There’s more to black tie than the tux.



When it comes to black tie, not any old white shirt will do. You need a dress shirt. Why? Because a dress shirt is formal, and it’s part of the black-tie dress code. And though we encourage you to see beyond stuffy old menswear rules, we also believe you’ve got to know the rules to break the rules.

So here’s the lowdown on dress shirts.


There was a time when our most formal shirts were just seen as underwear. Their job was to keep waistcoats clean. It wasn’t until the nineteenth century that stiff high collars and immaculate white cloths became a status symbol.

We have British fops like Beau Brummel to thank for the stiff-collar shirt’s rise in the ranks. Only rich people could follow their lead – you needed to have stacks of cash to keep washing your white shirt, after all.

There’s still a whiff of high-society about them today. Pristine white dress shirts are reserved for formal events – for the nights when we want to go all out with a luxurious outfit and impress.

But what is the difference between a dress shirt and an Oxford? There are three things to know, and it comes down to the collar, the cuffs and the placket.


You have two collar options for dress shirts nowadays. There’s the wing (very classic 1880s) and turned-down (see the Duke of Windsor circa 1920s).

Also sometimes called wingtip, the wing collar is the most formal dress shirt. This collar stands up stiffly with small points pressed to stick out – and if you’re sticking to the rules, tuck these pointed wings behind your bow tie.

Turned-down collars are much like the ones on your smart business shirt. You’ll need one of these if you want to wear a normal tie, or no tie at all. And if you were wondering whether it was OK to wear your dress shirt untucked, we’d advise you don’t, seeing as they’re designed for formal events.

There was a time when the collar was separate from the shirt. It’s because washing machines weren’t invented at the time, and an ingenious New Yorker found a way to detach the collar to wash it more often. You don’t need to worry about that anymore, but you do need to give the collar a good iron to help it keep its shape.

One final note: you can work out your dress shirt size from the collar. The sizing is in inches, so you’ll need to dig out your tape measure to work out which size is right for your neck.


Dress shirts always have double cuffs (sometimes called French cuffs). You’ll need cufflinks but make sure you keep them simple. Black tie is supposed to be upmarket, but not ostentatious. Small studs in black or mother of pearl are ideal.


Your placket is the strip of fabric down the centre of your shirt that your buttons are sewn onto.
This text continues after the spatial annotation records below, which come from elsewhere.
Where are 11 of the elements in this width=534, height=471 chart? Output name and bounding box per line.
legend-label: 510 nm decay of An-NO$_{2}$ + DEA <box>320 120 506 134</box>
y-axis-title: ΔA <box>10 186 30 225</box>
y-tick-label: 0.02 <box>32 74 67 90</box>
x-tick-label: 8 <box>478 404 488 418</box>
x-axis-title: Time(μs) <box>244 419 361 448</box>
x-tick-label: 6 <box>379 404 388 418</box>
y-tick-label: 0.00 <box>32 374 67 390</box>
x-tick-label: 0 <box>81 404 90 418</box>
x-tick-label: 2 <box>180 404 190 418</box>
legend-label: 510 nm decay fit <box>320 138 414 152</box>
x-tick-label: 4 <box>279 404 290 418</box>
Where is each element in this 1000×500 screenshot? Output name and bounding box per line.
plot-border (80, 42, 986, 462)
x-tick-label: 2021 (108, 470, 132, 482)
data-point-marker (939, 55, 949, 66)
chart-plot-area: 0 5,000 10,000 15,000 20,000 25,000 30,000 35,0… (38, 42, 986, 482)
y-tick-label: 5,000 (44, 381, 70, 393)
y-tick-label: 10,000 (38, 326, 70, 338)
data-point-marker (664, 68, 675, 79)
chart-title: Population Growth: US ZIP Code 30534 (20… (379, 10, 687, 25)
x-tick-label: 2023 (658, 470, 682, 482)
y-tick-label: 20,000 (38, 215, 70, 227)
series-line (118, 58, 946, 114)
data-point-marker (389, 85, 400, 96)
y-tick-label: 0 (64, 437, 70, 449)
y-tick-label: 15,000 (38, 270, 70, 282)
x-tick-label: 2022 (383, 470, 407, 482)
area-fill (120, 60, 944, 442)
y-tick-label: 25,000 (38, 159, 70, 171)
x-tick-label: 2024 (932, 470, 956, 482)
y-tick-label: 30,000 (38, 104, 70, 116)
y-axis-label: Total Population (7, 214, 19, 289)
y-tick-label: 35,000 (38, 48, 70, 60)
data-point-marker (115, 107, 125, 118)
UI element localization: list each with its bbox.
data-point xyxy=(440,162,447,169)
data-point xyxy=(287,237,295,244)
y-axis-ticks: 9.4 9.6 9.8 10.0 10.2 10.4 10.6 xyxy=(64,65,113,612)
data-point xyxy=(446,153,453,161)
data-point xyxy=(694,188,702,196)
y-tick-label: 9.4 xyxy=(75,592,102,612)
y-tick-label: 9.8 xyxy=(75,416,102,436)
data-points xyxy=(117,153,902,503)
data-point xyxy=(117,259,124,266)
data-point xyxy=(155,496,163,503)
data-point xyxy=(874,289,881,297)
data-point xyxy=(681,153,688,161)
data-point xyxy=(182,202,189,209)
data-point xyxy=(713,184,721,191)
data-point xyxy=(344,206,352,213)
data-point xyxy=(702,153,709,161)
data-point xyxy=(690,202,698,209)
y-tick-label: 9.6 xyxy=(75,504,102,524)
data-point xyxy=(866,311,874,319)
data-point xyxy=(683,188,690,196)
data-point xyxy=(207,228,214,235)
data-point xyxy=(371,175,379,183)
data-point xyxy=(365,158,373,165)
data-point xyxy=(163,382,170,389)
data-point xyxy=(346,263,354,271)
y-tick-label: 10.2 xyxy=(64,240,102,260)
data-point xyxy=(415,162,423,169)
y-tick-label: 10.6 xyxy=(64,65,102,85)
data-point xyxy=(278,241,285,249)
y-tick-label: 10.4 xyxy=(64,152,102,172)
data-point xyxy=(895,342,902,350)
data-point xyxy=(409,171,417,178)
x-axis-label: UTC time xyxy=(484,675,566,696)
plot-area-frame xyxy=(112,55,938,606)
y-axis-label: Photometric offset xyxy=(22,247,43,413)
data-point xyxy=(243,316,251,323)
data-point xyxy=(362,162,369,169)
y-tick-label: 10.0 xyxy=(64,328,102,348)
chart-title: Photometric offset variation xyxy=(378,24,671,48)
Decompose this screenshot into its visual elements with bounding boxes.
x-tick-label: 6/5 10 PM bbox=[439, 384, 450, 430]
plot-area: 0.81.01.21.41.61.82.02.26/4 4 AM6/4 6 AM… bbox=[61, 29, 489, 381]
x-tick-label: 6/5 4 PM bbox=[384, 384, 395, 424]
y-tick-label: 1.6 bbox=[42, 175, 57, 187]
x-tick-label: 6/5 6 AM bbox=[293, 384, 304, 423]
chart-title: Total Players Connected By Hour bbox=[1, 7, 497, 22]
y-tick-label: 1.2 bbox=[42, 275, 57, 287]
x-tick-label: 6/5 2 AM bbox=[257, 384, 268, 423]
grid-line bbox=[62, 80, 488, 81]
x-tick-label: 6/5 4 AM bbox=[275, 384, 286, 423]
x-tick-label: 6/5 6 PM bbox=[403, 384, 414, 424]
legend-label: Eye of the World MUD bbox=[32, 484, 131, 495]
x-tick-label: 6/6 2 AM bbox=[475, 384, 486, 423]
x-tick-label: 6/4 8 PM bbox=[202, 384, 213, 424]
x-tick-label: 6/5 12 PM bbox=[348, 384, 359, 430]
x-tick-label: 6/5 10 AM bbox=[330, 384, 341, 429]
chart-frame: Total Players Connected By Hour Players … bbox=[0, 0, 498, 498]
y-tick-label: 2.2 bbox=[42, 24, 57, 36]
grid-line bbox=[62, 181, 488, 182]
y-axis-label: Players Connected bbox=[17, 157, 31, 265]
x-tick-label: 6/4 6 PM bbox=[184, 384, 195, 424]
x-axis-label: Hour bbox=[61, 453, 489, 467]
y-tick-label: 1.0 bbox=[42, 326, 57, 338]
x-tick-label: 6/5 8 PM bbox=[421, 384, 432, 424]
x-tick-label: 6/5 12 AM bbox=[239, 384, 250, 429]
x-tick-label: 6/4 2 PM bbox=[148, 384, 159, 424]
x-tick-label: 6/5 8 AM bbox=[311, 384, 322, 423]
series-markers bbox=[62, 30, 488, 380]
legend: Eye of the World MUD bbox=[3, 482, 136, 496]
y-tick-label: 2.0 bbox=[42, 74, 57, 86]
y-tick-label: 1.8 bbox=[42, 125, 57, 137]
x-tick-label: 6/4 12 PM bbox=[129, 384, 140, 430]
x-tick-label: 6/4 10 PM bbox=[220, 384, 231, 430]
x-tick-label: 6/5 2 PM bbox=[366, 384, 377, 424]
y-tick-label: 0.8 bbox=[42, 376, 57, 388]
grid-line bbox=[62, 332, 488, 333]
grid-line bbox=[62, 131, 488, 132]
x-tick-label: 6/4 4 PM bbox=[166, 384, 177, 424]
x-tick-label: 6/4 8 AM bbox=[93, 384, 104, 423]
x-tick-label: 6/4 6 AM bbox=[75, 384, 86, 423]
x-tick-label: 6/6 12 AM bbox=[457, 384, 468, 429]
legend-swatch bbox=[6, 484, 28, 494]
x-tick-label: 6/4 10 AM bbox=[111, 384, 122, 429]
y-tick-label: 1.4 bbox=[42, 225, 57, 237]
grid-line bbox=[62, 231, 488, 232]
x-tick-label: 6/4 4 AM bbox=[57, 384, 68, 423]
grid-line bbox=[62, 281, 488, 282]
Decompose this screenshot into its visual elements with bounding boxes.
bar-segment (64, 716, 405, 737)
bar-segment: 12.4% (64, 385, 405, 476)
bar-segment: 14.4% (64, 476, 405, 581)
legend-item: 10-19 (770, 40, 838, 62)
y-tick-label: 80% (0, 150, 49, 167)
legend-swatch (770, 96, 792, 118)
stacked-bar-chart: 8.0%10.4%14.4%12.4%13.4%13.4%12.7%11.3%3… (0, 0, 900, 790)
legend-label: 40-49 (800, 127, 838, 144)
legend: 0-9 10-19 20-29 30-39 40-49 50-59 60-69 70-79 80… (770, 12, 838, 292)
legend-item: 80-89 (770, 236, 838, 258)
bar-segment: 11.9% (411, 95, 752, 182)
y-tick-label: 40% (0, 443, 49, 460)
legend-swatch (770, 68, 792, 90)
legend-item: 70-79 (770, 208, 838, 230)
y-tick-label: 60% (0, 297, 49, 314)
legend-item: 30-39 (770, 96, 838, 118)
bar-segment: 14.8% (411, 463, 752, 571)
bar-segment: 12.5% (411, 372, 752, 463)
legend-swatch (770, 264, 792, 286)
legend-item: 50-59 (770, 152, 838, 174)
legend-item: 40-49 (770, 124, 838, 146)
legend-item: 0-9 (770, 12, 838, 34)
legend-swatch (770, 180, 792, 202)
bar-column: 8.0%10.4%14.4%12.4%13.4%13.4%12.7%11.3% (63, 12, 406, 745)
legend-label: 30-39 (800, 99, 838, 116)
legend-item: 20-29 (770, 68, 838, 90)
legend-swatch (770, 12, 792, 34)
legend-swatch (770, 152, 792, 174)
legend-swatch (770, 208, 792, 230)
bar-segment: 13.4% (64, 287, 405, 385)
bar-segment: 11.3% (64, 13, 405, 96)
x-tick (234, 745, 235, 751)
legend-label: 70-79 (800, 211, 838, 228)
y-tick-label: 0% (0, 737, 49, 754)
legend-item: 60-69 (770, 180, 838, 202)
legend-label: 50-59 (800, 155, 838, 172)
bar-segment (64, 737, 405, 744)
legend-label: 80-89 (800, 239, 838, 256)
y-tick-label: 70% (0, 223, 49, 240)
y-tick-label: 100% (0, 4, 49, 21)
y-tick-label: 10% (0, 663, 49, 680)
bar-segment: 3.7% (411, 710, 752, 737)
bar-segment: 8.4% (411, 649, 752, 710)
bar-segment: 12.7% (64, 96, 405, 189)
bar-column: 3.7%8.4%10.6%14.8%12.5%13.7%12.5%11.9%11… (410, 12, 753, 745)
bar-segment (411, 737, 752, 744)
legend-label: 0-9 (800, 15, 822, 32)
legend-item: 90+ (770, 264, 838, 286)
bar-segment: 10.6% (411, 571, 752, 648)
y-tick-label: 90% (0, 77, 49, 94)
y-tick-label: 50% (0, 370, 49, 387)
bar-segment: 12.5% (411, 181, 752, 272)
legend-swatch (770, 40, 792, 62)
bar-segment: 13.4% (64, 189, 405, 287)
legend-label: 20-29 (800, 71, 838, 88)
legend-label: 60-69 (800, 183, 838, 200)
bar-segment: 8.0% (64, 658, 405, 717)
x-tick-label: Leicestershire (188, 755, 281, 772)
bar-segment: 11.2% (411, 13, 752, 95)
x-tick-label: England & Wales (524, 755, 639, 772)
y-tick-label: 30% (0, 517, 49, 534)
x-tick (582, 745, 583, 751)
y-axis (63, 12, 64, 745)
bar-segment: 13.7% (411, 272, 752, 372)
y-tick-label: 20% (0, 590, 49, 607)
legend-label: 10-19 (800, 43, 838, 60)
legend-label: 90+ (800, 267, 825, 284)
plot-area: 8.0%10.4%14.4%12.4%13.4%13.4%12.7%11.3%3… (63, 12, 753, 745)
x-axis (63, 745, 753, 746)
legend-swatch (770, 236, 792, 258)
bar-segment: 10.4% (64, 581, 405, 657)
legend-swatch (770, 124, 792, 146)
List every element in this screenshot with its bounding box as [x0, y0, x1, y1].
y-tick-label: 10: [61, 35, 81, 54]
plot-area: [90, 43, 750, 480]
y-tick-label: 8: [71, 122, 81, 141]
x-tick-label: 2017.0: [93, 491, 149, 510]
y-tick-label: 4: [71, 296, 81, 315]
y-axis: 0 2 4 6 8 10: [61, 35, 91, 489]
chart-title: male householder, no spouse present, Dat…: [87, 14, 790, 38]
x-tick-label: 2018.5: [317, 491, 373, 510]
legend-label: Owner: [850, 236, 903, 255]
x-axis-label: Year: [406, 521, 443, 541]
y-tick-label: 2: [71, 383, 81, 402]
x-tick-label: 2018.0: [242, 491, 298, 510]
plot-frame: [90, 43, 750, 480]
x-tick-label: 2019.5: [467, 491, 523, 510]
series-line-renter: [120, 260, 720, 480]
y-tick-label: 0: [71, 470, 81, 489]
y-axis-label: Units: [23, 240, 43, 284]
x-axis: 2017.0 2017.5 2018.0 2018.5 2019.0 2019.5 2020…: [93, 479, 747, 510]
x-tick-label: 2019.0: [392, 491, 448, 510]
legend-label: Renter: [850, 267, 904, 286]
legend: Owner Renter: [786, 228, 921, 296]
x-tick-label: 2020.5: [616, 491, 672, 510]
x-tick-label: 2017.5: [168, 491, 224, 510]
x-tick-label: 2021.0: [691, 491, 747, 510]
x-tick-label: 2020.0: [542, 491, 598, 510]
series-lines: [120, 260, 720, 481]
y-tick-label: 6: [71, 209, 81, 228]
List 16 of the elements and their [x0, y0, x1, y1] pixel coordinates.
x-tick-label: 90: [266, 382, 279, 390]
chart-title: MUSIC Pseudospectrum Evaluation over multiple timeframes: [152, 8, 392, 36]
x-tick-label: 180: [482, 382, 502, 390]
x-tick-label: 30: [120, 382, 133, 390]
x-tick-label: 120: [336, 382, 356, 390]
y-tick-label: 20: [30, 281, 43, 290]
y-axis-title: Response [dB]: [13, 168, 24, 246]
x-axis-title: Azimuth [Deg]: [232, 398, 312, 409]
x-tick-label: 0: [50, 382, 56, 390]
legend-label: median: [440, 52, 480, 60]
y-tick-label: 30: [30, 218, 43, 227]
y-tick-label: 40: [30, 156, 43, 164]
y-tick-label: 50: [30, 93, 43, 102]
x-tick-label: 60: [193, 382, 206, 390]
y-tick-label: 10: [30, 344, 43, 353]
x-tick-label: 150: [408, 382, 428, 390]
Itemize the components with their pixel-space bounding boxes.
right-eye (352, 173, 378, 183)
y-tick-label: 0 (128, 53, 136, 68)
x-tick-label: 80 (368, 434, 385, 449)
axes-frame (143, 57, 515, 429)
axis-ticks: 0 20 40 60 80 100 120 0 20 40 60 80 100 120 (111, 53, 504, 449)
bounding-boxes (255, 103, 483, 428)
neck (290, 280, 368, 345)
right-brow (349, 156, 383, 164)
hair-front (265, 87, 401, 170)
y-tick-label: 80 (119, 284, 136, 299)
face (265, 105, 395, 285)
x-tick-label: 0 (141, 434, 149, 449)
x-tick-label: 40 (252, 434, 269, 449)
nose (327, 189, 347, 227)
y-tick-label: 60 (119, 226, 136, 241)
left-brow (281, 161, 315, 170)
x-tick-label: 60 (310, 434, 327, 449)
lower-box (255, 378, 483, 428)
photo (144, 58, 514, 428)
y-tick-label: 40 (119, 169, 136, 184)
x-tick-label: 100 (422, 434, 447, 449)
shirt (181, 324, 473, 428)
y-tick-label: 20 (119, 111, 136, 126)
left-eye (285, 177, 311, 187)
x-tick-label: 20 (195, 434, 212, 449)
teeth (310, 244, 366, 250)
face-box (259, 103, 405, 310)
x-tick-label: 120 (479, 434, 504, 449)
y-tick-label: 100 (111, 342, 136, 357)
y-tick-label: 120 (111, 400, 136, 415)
On dress shirts, your placket will either conceal your buttons or host stud buttons.

For concealed buttons, there’s an extra layer of material to hide them. It creates a clean finish. Stud buttons are mini disks, usually in black, that look really neat and tidy. Plus, they create a subtle match with your black bow tie, trousers, accessories – the list goes on.


There was a time in the 70s when dress shirts had elaborate ruffles down the front – and they give a retro feel now if that’s what you’re after – but for the most part, today’s more about streamlined looks.

Some dress shirts have pleats down the front (again, very Duke of Windsor). It’s just a styling thing and very much optional for more formal occasions.